Alice Adams, Booth TarkingtonTarkington, Booth (1921). Alice Adams. 1922 Pulitzer Prize-winning novel.

Left with the thought of the fluidity of the American middle class. People work hard to a certain point, then it can come crashing down. The great opportunities presented by our economy sometimes can be cruel because people are able to prop themselves up artificially. Today we do this with credit and mortgages and all sorts of devices, some of which was different in 1920, but the truth remains in this book because the characters try to pretend to be what they are not (in Alice’s case) or they place social and financial gain above everything else (as in the ase of Alice’s mother), and the book shows that these tactics will not work when they go against the truer desires of life (such as Alice’s father).

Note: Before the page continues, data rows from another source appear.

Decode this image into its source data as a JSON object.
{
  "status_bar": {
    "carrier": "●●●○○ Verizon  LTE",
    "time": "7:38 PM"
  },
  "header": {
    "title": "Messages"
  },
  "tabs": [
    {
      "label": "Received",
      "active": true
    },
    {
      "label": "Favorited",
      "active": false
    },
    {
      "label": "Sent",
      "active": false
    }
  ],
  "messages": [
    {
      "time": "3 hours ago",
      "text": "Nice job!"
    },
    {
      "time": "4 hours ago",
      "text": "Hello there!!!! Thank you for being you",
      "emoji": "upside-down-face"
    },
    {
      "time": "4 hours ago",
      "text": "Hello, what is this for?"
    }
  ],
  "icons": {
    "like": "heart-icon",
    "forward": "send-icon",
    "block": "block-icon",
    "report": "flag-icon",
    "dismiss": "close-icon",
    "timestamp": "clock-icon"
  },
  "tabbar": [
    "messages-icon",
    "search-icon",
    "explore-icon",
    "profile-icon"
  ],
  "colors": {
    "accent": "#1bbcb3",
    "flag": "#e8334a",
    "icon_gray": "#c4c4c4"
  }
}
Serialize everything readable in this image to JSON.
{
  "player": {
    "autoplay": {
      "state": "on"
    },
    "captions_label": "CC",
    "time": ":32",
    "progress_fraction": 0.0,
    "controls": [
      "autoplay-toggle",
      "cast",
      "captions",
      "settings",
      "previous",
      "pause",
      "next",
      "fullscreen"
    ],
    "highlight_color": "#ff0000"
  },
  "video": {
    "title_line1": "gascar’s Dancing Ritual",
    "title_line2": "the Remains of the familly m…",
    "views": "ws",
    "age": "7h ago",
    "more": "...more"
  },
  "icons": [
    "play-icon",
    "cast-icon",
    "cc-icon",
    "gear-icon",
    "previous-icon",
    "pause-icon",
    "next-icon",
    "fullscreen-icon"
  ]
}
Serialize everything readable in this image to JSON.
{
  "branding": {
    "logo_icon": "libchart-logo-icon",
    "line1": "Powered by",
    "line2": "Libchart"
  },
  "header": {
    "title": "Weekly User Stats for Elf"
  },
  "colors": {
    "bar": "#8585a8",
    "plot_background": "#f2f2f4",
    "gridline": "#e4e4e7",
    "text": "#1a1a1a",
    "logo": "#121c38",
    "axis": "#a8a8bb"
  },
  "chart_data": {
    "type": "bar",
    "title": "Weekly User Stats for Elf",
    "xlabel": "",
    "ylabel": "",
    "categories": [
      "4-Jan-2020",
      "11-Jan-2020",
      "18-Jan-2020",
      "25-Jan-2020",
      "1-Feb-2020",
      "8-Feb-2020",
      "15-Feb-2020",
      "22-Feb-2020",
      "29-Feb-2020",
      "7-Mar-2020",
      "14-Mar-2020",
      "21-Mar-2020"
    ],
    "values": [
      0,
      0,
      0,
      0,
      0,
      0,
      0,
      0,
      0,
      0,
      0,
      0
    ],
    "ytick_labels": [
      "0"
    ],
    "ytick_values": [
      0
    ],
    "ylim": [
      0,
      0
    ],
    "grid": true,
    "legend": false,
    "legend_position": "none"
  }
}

The work sets up an interesting paradox: with our culture steeped in romanticism, we don’t believe in doing things against the true “spirit” of our desires, and yet in America so many of us go about reciting that we must sacrifice something to meet our goals and to look good in the eyes of others. The characters in this novel do not want to make that choice, they want both things simultaneously. The culture of the novel, which echoes American culture then and now, is that we are entitled to both.

The books ends on a “realistic” note: mother and daughter find their situation reduced, reality sets in. Alice seems to have learned to accept who she is; this is the most powerful part of the story for me, having been in that kind of revelation several times (and still not sure that I have really accepted myself and all the realities of my life). I relate to these characters because something in me continues ti endure with the  American fantasy that I can achieve both the freedom of American ideals and the success in materialism/business/commerce/consumerism. Look at from the point of view of Alice Adams, Perhaps I am foolish and doomed to some miserable fate. But some sort of optimism from…somewhere.. nonetheless permeates the book and my life. Maybe it is just refusal to look at reality that defies the impending gloom and doom. Do the Alices or the Brians ever success in such a quest?